/ mai 20, 2019/ Arts, sciences, sociétés _ Articles, Séminaires

La prochaine séance du séminaire « Penser/Créer en affinités » se déroulera le Lundi 20 mai 2019 et accueillera deux personnalités en affinité : Dominique Chateau et Anatoli Vlassov. Nous nous retrouverons de 16h à 18h, Amphithéâtre 3, au Centre Panthéon – 12, place du Pathéon – 75005 Paris.

Cette conférence sera suivie du vernissage de la Sorbonne Artgallery – LE NOYAU.
Transmutation du signe et du geste

 
D’Eisenstein au Kabuki et de la Phonésie à Godard, le concept de montage entre film et spectacle vivant.
Conférence-performance en duo par Dominique Chateau, Professeur émérite des Universités, Paris I Panthéon-Sorbonne et Anatoli Vlassov, attaché temporaire d’enseignement et de recherche et doctorant à Paris I Panthéon-Sorbonne.
Dans le cadre d’un séminaire Penser/Créer en affinités, organisé par François Noudelmann & Yann Toma.
Lundi 20 mai 2019 de 16h à 18h
Université Paris 1 Panthéon-Sorbonne
12, place du Panthéon, 75005 Paris
Amphithéâtre 3

Cette conférence-performance à deux voix propose une analyse selon un double mouvement. D’une part elle étudiera une contribution d’Eisenstein à l’analyse du théâtre kabuki en vue de définir le concept de montage. D’autre part, elle mettra en résonance deux type de montage: cinématographique, pratiqué par Godard dans ses films et phonésique, pratiqué par Anatoli Vlassov lors de ses performances artistiques (technique de la Phonésie : articulation de la danse et de la parole). Entre l’écran et la scène, entre le film et la corporéité, dans ces espaces inter-artistiques, quelle transmutation du signe et du geste, quelle dialectique d’unification et de correspondance se tisse ? Que pouvons nous apprendre sur le montage à partir de ce réseau intermédial ?
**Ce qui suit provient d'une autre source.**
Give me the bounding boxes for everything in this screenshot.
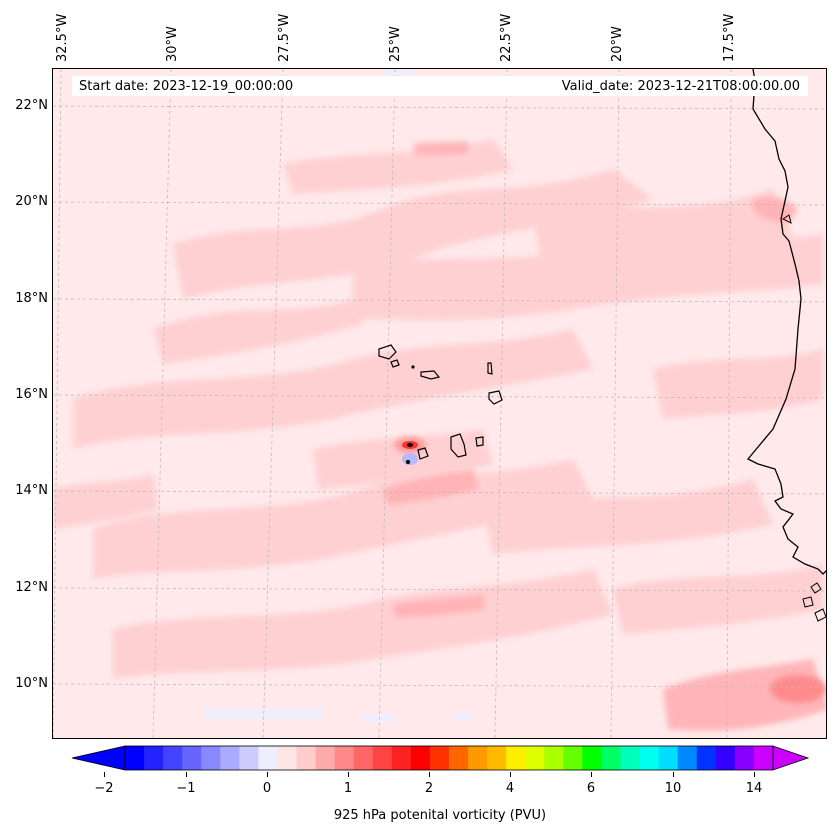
coastal-islands	[782, 214, 826, 622]
colorbar-extend-low	[71, 745, 126, 771]
colorbar-tick-label: 6	[586, 781, 596, 796]
colorbar-tick-label: −1	[176, 781, 196, 796]
colorbar-segment	[201, 746, 221, 770]
colorbar-segment	[753, 746, 774, 770]
start-date-label: Start date: 2023-12-19_00:00:00	[79, 79, 294, 94]
colorbar-segment	[353, 746, 374, 770]
colorbar-tick	[673, 772, 674, 777]
colorbar-tick	[348, 772, 349, 777]
colorbar-tick	[186, 772, 187, 777]
colorbar-segment	[125, 746, 145, 770]
colorbar-tick	[754, 772, 755, 777]
colorbar-extend-high	[772, 745, 810, 771]
colorbar-segment	[277, 746, 298, 770]
colorbar-segment	[639, 746, 660, 770]
colorbar	[71, 745, 810, 771]
colorbar-segment	[410, 746, 431, 770]
colorbar-segment	[658, 746, 679, 770]
colorbar-segment	[734, 746, 755, 770]
longitude-label: 30°W	[165, 26, 180, 62]
colorbar-segment	[449, 746, 469, 770]
colorbar-segment	[525, 746, 545, 770]
pv-maximum	[394, 437, 826, 703]
colorbar-segment	[239, 746, 259, 770]
colorbar-tick	[104, 772, 105, 777]
colorbar-tick	[429, 772, 430, 777]
colorbar-border	[124, 745, 774, 771]
colorbar-tick-label: 1	[343, 781, 353, 796]
colorbar-tick-label: 0	[262, 781, 272, 796]
colorbar-segment	[506, 746, 526, 770]
longitude-label: 27.5°W	[277, 13, 292, 62]
latitude-label: 10°N	[15, 676, 48, 691]
colorbar-segment	[372, 746, 393, 770]
colorbar-segment	[601, 746, 622, 770]
african-coastline	[746, 69, 826, 575]
colorbar-tick-label: 4	[505, 781, 515, 796]
colorbar-segment	[696, 746, 717, 770]
latitude-label: 18°N	[15, 291, 48, 306]
latitude-label: 14°N	[15, 483, 48, 498]
colorbar-tick	[591, 772, 592, 777]
colorbar-segment	[315, 746, 336, 770]
colorbar-segment	[334, 746, 355, 770]
colorbar-tick-label: 2	[424, 781, 434, 796]
pv-negative-areas	[203, 69, 473, 722]
latitude-label: 16°N	[15, 387, 48, 402]
colorbar-segment	[144, 746, 164, 770]
colorbar-segment	[220, 746, 240, 770]
colorbar-segment	[563, 746, 583, 770]
colorbar-segment	[296, 746, 317, 770]
colorbar-tick-label: 10	[664, 781, 682, 796]
date-header-box	[72, 76, 808, 96]
colorbar-segment	[429, 746, 450, 770]
colorbar-tick	[267, 772, 268, 777]
latitude-label: 12°N	[15, 580, 48, 595]
colorbar-segment	[468, 746, 488, 770]
valid-date-label: Valid_date: 2023-12-21T08:00:00.00	[561, 79, 800, 94]
longitude-label: 17.5°W	[722, 13, 737, 62]
latitude-label: 20°N	[15, 194, 48, 209]
colorbar-segment	[487, 746, 507, 770]
colorbar-title: 925 hPa potenital vorticity (PVU)	[333, 808, 547, 823]
graticule	[53, 69, 826, 738]
colorbar-segment	[582, 746, 602, 770]
colorbar-tick-label: −2	[94, 781, 114, 796]
colorbar-tick-label: 14	[745, 781, 763, 796]
longitude-label: 32.5°W	[55, 13, 70, 62]
map-panel	[52, 68, 827, 739]
colorbar-segment	[544, 746, 564, 770]
colorbar-segment	[391, 746, 412, 770]
colorbar-segment	[677, 746, 698, 770]
latitude-label: 22°N	[15, 98, 48, 113]
longitude-label: 22.5°W	[499, 13, 514, 62]
longitude-label: 25°W	[388, 26, 403, 62]
colorbar-segment	[715, 746, 736, 770]
colorbar-segment	[620, 746, 641, 770]
cape-verde-islands	[378, 344, 503, 465]
map-canvas	[53, 69, 826, 738]
longitude-label: 20°W	[610, 26, 625, 62]
colorbar-segment	[258, 746, 278, 770]
colorbar-segment	[182, 746, 202, 770]
colorbar-segment	[163, 746, 183, 770]
colorbar-tick	[510, 772, 511, 777]
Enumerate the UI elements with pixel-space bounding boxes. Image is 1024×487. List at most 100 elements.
Dominique Chateau est Professeur émérite à l’Université Paris 1 Panthéon-Sorbonne. Il a publié de nombreux ouvrages en esthétique, philosophie de l’art et études cinématographiques, parmi lesquels Eisenstein : l’ancien et le nouveau (Publications de la Sorbonne 2002), Cinéma et philosophie (Nathan, 2003), Esthétique du cinéma (Colin, 2006) et Qu’est-ce qu’un artiste ? (Presses universitaires de Rennes, 2008). Récemment, il a intervenue lors d’un colloque international UNIRIO sur Eisenstein et le kabuki au Brésil (2018).
Anatoli Vlassov est un tenseur. Danseur, chorégraphe, vidéaste et chercheur, aillant une double culture franco-russe, il crée depuis 2003 des nombreux projets protéiformes qui sont programmés dans des festivals internationaux de danse et de cinéma. Récemment, il a publié un Manifeste TENSER (Jannink 2015) et développe aujourd’hui une pratique performative qu’il appelle la PHONÉSIE, une mise en articulation de la danse et de la parole. Il est directeur artistique de la compagnie de danse IDCore, doctorant et ATER à l’Université Paris 1 Panthéon-Sorbonne.

Penser/Créer en affinités par François Noudelmann & Yann Toma. 
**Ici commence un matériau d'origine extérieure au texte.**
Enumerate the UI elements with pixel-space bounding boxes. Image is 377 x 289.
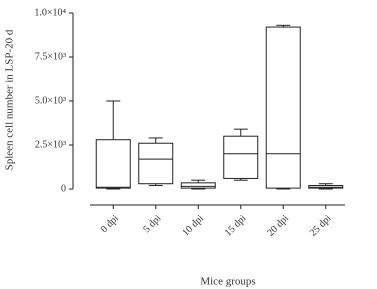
x-tick-label: 20 dpi: [265, 213, 291, 239]
box: [95, 139, 131, 189]
y-tick-label: 0: [61, 183, 66, 194]
y-axis-title: Spleen cell number in LSP-20 d: [4, 29, 16, 170]
x-axis-title: Mice groups: [200, 276, 255, 288]
x-tick-label: 25 dpi: [308, 213, 334, 239]
y-tick-label: 1.0×10⁴: [34, 7, 66, 18]
box: [138, 142, 174, 185]
x-tick-label: 5 dpi: [141, 213, 163, 235]
box: [223, 135, 259, 179]
x-tick-label: 0 dpi: [99, 213, 121, 235]
box: [180, 182, 216, 189]
x-tick-label: 10 dpi: [180, 213, 206, 239]
y-tick-label: 5.0×10³: [35, 95, 66, 106]
y-tick-label: 2.5×10³: [35, 139, 66, 150]
y-tick-label: 7.5×10³: [35, 51, 66, 62]
box: [265, 26, 301, 189]
x-tick-label: 15 dpi: [223, 213, 249, 239]
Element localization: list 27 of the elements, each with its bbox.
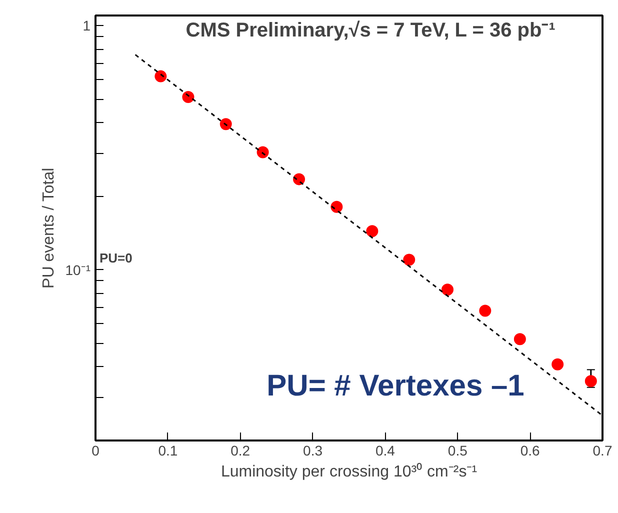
point: [366, 225, 378, 238]
x-tick-label: 0.5: [448, 442, 468, 458]
point: [442, 284, 454, 296]
annotation: PU=0: [100, 250, 132, 266]
annotation: PU= # Vertexes –1: [266, 370, 524, 402]
x-tick-label: 0.2: [230, 442, 250, 458]
point: [403, 254, 416, 266]
point: [330, 200, 343, 213]
point: [220, 118, 232, 130]
x-tick-label: 0.1: [158, 442, 178, 458]
y-tick-label: 1: [82, 18, 91, 34]
point: [154, 70, 167, 82]
chart-title: CMS Preliminary,√s = 7 TeV, L = 36 pb⁻¹: [186, 20, 556, 42]
x-axis-title: Luminosity per crossing 10³⁰ cm⁻²s⁻¹: [220, 462, 478, 480]
point: [479, 304, 492, 317]
y-tick-label: 10⁻¹: [65, 262, 91, 278]
point: [182, 91, 194, 104]
x-tick-label: 0.6: [520, 442, 540, 458]
x-tick-label: 0.3: [303, 442, 323, 458]
x-tick-label: 0: [92, 442, 100, 458]
x-tick-label: 0.7: [592, 442, 612, 458]
point: [584, 375, 597, 388]
point: [514, 333, 526, 346]
x-tick-label: 0.4: [375, 442, 396, 458]
point: [256, 146, 269, 158]
point: [552, 358, 564, 370]
y-axis-title: PU events / Total: [40, 168, 58, 288]
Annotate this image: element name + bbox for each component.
Penser et créer s’exercent en relation. Loin du mythe de la solitude créatrice, le séminaire étudie les circonstances, les accidents et les connexions qui président aux activités intellectuelles et artistiques. S’il propose d’ancrer les œuvres dans leurs contextes, il prend aussi en considération le rôle des rencontres inattendues qui provoquent une déroute créatrice. Les affinités se construisent à partir des différences.
Il était improbable que le surréaliste André Breton croise Aimé Césaire en Martinique, qu’Édouard Glissant se passionne pour Faulkner l’écrivain du Sud esclavagiste, qu’Hannah Arendt admire Martin Heidegger compromis avec le nazisme, qu’Antonin Artaud trouve son inspiration chez les Indiens Taharumaras, que Sartre se veuille la réincarnation de Spinoza et Stendhal… Une nouvelle conception du temps des œuvres s’impose pour comprendre ces affinités entre des êtres de cultures et d’époques hétérogènes. Roland Barthes a ainsi proposé de penser la contemporanéité entre des auteurs comme une expérience de l’inactuel qui permet de fonder une parenté affranchie des générations.

Selon une perspective anti-généalogique, le séminaire s’intéressera aux figures de la rencontre par affinités : les hasards, les constellations, les archipels, les greffes, la mixité. Au-delà des thèses déterministes qui enferment les écrivains et les artistes dans une identité culturelle et raciale, il montrera la fécondité de la déroute, du malentendu, de l’expropriation du soi et de la transformation.